Background: Long-term pain is a common health problem that results in disability for patients of all ages, leading to an enormous economic burden. Over 20% of the population suffer from long-term pain. Unfortunately, there are no clinical tests that predicts who will develop long-term pain. The overall aim is to predict future pain incidence based on brain function, pain behavior, health status, and genetic variability.
Method: PrePain utilizes a superstruct design, which involves recruiting participants from ongoing research projects. Eligible individuals for participation in PrePain were over 18 years old and free from long-term pain. During the baseline visit, participants provide pain and health-related questionnaires, undergo structural and functional MRI scans, and provide a saliva sample for DNA extraction. Individual baseline measures are then routinely followed-up via national registries.

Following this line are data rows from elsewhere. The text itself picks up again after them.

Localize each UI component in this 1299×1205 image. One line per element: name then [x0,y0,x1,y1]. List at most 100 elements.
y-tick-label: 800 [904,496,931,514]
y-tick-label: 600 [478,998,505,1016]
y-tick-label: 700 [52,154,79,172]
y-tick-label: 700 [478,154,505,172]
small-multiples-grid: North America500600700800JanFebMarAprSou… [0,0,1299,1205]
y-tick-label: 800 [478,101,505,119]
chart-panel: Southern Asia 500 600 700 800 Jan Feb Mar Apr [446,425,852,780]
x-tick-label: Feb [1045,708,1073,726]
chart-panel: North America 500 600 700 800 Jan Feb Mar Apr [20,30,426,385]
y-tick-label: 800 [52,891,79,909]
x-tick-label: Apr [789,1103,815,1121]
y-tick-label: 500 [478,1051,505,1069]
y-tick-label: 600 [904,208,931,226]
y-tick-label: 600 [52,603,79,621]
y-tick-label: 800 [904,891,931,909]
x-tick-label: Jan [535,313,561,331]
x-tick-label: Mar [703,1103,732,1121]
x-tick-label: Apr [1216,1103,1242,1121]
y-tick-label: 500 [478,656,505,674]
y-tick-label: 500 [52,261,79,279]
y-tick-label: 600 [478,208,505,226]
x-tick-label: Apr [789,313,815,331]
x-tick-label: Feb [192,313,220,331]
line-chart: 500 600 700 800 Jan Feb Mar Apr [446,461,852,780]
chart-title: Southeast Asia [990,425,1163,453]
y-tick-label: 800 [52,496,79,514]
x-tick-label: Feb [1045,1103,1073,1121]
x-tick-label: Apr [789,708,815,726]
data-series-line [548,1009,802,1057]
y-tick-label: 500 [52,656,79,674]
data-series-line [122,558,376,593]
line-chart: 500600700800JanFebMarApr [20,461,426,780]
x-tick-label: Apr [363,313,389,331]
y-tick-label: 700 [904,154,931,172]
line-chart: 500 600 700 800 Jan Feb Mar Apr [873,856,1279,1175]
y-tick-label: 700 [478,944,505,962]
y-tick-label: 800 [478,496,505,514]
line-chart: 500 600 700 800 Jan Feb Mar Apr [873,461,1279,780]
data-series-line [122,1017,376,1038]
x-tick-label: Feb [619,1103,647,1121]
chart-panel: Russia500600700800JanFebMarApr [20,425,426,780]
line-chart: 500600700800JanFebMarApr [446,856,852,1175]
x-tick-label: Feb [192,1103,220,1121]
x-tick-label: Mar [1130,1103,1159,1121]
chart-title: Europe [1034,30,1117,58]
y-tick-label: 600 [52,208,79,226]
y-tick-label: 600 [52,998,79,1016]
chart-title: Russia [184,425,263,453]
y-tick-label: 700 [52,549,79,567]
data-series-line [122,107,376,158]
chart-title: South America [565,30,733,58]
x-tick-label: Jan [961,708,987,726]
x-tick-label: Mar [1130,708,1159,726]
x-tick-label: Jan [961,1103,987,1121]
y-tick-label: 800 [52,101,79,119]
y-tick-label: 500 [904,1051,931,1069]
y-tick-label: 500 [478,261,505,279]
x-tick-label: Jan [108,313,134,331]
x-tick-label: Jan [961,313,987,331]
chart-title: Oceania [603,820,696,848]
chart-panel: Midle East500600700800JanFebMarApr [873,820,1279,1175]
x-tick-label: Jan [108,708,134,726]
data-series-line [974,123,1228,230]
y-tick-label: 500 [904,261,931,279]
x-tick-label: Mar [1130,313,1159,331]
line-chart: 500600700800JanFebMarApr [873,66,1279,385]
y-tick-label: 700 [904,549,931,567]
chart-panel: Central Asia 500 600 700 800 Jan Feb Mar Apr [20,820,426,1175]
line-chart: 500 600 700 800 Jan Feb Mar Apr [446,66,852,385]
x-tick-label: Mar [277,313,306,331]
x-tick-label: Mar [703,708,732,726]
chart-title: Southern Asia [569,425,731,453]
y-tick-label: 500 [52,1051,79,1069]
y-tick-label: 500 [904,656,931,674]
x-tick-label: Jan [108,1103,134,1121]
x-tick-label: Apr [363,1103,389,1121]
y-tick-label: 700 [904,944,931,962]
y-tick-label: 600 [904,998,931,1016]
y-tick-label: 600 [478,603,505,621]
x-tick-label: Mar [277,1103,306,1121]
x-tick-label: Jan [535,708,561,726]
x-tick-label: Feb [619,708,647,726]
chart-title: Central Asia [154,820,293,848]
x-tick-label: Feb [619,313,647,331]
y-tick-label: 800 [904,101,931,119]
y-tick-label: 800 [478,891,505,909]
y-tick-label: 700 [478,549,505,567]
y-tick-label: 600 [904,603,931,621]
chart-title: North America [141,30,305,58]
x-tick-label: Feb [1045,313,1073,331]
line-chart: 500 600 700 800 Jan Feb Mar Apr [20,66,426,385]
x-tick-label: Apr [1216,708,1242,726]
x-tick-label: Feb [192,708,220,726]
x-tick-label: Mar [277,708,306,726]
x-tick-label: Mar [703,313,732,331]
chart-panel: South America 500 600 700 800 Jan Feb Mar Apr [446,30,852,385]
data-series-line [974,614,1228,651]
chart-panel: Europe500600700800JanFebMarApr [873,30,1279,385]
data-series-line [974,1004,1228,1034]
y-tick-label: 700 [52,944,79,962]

Result: We present quality-assessed data from over 300 participants. The average age was 34 years, and most participants were women (75%). Participants rated their pain sensitivity above average and reported low avoidance. Catastrophizing thoughts during painful episodes were rated as moderate. Assessments of (f)MRI data indicated generally good image quality. In this first follow-up, we found that 45 participants had a pain-related diagnoses.
Conclusion: Results indicate that a superstruct design is feasible for collecting a large number of high-quality data. The incidence of long-term pain indicates that a sufficient number of participants have been recruited to complete the prediction analyses. PrePain is a unique prospective pain database with a fair prognosis to determine risk factors of long-term pain.
Keywords: Pain; demography; functional magnetic resonance imaging; neuroimaging; risk factors.